- Born: November 1963 (age 61–62)
- Occupation: Video game developer
- Known for: Theme Hospital; Black & White;
- Notable work: Theme Hospital; Two Point Hospital;

= Mark Webley =

Games developer

Mark Webley is a British video game developer, known for working with developers such as Peter Molyneux and Gary Carr for Bullfrog Productions and later Lionhead Studios (which he co-founded) on projects including Theme Hospital and Black & White. In 2012, he took over as head of Lionhead after Molyneux left, and in 2016, he founded a studio called Two Point Studios with Carr, which has signed a publishing deal with Sega.

== Career ==

Webley began working with Molyneux in 1992. He was a programmer on Theme Park, and headed a department at Bullfrog responsible for porting games to other platforms. He later became a designer, programmer, and project leader of Theme Hospital. Although he was new to making original games, he picked the project from a list provided by Molyneux. For research, he and Carr visited hospitals such as the Royal Surrey County Hospital and Frimley Park Hospital. During a visit to Frimley Park, they were watching an operation when they made a fuss and distracted the surgeon, who called the pair "bloody idiots" and ordered them out. It was around this time when it was decided that the game should not be realistic, but Webley did not initially like the idea of using made up ailments. Webley improved an animation editor written by Molyneux and called it the Complex Engine.

Webley held weekly meetings at a pub, in which he provided lists of tasks.

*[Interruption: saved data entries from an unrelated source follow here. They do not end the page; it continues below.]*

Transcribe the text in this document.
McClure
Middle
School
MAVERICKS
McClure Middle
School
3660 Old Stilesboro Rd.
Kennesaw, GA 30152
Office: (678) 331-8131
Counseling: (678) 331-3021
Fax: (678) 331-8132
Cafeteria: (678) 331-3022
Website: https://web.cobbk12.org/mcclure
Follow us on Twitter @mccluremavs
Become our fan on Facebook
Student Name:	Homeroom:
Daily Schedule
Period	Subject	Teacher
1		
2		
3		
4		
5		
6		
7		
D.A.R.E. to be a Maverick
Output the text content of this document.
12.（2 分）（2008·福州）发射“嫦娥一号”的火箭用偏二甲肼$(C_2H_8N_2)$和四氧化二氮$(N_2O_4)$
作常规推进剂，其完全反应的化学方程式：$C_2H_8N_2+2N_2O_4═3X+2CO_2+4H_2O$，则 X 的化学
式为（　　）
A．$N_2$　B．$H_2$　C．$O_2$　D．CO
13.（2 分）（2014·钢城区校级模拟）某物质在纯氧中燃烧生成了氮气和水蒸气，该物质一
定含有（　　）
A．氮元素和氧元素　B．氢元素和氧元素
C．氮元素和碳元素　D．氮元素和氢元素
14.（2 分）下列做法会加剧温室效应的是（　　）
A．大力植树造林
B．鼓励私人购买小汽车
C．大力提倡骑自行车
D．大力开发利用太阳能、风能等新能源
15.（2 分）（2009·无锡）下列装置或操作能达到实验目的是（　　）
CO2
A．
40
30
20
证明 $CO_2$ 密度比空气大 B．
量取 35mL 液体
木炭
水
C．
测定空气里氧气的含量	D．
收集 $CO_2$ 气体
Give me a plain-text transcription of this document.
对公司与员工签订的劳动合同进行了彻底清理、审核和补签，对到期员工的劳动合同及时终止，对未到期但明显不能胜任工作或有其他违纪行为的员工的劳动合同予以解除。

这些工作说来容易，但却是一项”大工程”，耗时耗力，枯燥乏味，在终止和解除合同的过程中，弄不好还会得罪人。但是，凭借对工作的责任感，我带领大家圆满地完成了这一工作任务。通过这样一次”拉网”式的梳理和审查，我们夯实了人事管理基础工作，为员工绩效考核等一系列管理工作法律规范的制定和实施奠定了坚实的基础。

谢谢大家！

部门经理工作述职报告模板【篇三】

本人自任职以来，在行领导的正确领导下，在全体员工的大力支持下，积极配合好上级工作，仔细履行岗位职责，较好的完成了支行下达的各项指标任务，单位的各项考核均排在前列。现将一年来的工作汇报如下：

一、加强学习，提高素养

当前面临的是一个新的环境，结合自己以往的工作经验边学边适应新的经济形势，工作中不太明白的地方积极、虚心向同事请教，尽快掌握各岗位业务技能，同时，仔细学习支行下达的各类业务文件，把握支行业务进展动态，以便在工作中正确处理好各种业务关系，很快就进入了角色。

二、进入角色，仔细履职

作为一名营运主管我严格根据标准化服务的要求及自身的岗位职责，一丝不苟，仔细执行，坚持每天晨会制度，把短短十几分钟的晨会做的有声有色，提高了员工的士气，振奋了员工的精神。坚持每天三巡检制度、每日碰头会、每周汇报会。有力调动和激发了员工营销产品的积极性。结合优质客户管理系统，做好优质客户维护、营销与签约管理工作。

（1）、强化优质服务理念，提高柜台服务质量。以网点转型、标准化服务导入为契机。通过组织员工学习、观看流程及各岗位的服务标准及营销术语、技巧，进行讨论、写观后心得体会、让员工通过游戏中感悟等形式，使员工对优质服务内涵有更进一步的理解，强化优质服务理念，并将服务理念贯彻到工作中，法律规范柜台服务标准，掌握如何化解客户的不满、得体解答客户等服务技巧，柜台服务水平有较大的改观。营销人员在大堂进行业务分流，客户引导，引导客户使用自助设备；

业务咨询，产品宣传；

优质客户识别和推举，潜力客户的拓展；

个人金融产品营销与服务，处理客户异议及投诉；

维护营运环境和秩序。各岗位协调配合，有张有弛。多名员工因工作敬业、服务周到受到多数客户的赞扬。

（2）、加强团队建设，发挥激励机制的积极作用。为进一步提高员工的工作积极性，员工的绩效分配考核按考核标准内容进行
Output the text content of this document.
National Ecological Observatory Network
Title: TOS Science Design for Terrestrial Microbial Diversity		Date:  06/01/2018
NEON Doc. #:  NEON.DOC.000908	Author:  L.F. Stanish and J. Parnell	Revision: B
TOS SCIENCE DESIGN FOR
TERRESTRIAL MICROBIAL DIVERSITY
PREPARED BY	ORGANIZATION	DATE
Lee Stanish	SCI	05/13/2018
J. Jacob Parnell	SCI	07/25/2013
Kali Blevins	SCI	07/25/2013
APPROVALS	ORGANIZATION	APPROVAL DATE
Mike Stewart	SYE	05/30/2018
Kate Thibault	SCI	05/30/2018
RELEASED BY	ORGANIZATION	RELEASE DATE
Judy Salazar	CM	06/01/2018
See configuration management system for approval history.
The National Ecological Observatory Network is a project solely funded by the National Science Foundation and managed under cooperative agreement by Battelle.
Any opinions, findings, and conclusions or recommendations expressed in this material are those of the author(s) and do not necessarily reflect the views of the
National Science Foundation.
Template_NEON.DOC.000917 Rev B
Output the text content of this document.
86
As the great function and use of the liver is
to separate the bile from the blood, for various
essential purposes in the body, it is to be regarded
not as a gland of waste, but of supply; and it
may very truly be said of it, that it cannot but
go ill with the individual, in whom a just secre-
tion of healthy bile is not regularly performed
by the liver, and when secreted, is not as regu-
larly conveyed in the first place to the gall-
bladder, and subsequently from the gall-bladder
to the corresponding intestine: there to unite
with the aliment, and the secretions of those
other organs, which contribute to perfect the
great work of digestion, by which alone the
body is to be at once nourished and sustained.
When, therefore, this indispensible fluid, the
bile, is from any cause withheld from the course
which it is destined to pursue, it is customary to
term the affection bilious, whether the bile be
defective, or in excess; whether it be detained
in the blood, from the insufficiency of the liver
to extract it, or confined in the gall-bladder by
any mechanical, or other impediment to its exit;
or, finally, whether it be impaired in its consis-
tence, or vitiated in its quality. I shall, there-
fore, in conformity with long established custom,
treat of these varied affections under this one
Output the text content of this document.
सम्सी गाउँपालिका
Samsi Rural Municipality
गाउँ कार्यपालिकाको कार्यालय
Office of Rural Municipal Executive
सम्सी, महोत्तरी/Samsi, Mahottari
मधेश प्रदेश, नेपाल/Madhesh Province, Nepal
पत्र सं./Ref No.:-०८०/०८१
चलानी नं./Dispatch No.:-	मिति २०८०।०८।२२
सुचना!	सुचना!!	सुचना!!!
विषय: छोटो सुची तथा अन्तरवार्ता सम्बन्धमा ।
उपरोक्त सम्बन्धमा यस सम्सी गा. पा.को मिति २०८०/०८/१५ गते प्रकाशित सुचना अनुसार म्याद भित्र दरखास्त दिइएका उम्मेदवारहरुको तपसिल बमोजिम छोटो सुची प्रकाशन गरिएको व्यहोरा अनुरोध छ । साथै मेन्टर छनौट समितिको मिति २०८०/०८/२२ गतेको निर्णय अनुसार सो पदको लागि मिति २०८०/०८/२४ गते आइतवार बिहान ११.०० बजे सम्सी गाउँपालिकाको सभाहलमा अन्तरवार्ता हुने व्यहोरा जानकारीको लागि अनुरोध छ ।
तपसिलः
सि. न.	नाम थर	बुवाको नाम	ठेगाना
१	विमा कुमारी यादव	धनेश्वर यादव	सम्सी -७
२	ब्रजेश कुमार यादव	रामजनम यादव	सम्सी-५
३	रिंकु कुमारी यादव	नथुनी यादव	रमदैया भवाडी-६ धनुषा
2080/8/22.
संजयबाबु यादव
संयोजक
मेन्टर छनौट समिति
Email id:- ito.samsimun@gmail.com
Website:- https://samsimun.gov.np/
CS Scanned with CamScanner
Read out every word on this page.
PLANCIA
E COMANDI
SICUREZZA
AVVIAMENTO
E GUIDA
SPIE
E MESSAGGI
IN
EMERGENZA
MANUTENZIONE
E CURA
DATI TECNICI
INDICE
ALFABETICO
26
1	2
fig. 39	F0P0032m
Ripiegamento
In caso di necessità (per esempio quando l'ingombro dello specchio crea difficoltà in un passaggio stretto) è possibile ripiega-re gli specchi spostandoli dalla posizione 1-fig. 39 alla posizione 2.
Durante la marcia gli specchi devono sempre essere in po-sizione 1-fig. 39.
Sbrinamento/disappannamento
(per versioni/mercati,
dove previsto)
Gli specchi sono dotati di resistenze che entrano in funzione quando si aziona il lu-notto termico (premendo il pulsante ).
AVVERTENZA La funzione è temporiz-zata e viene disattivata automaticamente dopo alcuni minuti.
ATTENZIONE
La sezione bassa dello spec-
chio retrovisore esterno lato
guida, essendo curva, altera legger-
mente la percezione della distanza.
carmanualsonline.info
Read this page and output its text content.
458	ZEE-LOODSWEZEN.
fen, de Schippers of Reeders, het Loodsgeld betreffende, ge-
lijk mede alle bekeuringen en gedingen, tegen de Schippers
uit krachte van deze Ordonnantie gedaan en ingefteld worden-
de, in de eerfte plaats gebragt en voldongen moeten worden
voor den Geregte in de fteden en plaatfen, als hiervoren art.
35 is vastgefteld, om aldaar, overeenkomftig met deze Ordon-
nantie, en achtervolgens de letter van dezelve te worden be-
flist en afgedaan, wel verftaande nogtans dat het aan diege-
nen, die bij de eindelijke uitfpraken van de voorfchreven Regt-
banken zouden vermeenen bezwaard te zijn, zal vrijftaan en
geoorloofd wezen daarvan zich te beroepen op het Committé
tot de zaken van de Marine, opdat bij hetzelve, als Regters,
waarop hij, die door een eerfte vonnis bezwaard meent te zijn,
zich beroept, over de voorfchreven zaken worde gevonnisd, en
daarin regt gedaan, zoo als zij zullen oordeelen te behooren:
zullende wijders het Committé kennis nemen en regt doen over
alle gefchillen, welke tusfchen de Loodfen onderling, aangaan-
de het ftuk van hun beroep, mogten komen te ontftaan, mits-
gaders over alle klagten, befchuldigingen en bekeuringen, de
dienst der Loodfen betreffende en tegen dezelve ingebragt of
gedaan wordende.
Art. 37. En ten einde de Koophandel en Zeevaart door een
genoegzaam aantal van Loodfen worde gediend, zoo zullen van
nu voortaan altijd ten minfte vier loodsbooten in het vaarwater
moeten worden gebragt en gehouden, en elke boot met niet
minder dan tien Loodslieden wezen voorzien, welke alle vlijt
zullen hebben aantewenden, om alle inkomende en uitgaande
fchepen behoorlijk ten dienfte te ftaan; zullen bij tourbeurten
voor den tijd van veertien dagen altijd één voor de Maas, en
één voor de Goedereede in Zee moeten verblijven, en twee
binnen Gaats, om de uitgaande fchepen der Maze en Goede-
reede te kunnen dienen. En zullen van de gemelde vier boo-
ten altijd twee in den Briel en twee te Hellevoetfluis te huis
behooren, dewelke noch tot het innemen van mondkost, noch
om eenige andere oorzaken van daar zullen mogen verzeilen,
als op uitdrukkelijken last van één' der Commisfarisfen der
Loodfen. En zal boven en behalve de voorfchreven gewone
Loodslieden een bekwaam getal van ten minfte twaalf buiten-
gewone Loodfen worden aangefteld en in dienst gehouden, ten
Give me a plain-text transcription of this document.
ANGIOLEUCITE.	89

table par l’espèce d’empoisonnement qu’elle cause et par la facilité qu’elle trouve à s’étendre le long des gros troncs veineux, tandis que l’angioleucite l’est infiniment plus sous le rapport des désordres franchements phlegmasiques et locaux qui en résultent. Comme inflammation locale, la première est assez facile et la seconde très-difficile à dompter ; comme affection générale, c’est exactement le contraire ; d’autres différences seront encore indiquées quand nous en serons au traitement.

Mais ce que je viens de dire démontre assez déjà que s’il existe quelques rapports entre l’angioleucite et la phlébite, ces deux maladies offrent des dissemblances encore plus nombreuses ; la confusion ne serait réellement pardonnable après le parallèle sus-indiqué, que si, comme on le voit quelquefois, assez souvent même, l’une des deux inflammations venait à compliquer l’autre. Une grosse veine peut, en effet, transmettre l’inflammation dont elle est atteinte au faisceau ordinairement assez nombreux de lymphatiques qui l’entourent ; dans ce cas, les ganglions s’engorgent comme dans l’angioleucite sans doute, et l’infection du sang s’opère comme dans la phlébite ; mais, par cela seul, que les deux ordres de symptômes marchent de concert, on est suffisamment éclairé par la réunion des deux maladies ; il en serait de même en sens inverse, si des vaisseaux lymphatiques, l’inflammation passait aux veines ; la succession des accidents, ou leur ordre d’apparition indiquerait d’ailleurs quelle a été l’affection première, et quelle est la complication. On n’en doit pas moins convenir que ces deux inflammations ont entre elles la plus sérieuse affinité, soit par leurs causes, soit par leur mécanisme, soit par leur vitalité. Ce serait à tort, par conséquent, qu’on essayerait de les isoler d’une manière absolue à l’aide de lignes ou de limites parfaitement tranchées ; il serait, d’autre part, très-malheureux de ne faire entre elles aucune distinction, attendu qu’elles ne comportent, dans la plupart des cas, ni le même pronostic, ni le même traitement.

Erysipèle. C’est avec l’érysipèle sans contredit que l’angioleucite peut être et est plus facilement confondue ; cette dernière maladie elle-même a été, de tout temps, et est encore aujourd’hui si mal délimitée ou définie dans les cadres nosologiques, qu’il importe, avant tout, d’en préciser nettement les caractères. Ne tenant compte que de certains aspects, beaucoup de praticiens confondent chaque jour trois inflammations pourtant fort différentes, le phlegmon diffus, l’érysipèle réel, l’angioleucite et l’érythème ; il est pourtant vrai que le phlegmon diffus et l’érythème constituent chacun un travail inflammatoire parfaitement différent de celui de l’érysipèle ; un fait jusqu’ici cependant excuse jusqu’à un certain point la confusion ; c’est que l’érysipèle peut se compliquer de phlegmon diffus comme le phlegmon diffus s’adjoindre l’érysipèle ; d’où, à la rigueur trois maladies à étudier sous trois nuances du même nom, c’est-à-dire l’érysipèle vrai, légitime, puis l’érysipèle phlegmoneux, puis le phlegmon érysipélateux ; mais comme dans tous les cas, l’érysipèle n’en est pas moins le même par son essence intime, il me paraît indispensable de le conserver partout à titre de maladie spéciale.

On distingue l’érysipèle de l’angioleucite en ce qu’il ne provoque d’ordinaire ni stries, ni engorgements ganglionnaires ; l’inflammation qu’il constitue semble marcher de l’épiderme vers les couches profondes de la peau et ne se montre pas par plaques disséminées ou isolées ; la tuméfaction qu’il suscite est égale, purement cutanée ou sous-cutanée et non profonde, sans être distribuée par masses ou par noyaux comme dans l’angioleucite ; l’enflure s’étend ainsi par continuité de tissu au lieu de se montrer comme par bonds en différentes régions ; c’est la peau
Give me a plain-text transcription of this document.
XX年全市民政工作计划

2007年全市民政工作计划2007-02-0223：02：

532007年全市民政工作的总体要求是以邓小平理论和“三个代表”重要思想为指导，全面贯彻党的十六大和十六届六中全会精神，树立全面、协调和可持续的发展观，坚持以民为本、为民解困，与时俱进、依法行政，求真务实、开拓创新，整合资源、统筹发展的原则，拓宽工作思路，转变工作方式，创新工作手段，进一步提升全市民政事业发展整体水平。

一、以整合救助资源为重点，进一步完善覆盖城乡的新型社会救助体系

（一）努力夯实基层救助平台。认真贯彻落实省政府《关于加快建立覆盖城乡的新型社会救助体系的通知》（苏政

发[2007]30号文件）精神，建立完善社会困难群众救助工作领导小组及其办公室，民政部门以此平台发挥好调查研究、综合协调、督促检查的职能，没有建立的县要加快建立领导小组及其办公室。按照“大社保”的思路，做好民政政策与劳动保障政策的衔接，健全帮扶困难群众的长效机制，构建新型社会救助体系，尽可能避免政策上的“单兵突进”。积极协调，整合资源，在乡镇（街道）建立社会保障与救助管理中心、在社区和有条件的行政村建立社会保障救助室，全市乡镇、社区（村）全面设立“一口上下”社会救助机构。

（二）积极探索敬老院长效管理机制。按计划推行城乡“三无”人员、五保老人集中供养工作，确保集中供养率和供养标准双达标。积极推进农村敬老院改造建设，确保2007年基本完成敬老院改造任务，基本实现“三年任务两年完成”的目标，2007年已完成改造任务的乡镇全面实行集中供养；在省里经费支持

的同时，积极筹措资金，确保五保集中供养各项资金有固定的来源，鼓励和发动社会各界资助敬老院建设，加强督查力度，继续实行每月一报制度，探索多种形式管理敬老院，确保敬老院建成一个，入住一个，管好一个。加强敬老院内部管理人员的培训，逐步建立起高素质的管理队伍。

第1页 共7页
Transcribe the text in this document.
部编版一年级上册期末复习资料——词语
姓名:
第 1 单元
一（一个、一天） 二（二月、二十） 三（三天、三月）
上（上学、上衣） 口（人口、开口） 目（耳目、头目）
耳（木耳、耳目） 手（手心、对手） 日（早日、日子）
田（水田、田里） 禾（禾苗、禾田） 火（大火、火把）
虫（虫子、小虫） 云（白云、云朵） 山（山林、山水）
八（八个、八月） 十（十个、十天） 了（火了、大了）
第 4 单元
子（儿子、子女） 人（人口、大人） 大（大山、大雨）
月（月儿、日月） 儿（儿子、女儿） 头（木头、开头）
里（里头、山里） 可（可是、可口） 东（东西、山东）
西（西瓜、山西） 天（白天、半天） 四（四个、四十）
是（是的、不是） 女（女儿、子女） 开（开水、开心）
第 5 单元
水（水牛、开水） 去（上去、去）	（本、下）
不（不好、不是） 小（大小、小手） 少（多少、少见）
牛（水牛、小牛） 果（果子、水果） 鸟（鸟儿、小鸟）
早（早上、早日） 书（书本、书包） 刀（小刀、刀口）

It was realised that the game was complete during one such meeting, and it was released in 1997 to widespread critical acclaim: it sold four million copies, remained in the charts (it reached number one) for over a decade. According to Steve Jackson, Webley was "chuffed to bits" about Theme Hospitals success. The game also attracted some controversy: there was an article in The Daily Telegraph that said "Sick computer game used by British Medical Association to train senior management", NHS bosses complained about the game, and there was a mention in the Houses of Parliament. Webley appeared on some radio programmes to defend against these claims.

After Theme Hospital, Webley co-founded Lionhead Studios with Molyneux, Jackson, and Tim Rance. Webley and Molyneux came up with the name, which the company shared with Webley's pet hamster. The hamster died shortly afterwards, and the studio was briefly renamed Red Eye Studios, but the name was shortly thereafter reverted to Lionhead. Around this time, Molyneux described Webley as "one of the best people in the industry". Webley worked on Black & White as a programmer and project manager, and also provided voices for the Missionary Song on the game's first island along with Russell Shaw. Before he became the project manager, he worked on the creature's artificial intelligence on a testbed version.

On 3 May 2011, Webley was elected as a director to The Independent Game Developers' Association board. By this time, he was Lionhead's chief operating officer.

In 2012, following Molyneux's departure from the company, Webley became head of Lionhead, He quit and was replaced by Scott Henson the following year. In 2016, Webley founded Two Point Studios with Carr. The following year, on 30 May, it was announced that the company had signed a publishing deal with Sega for a game revealed on 16 January 2018 to be Two Point Hospital, a spiritual successor to Theme Hospital.

In 2011, Molyneux believed that Webley was worthy of Game Developers Choice Awards' Lifetime Achievement honour.

== Personal life ==

As of July 1997, Webley is Peter Molyneux's brother-in-law.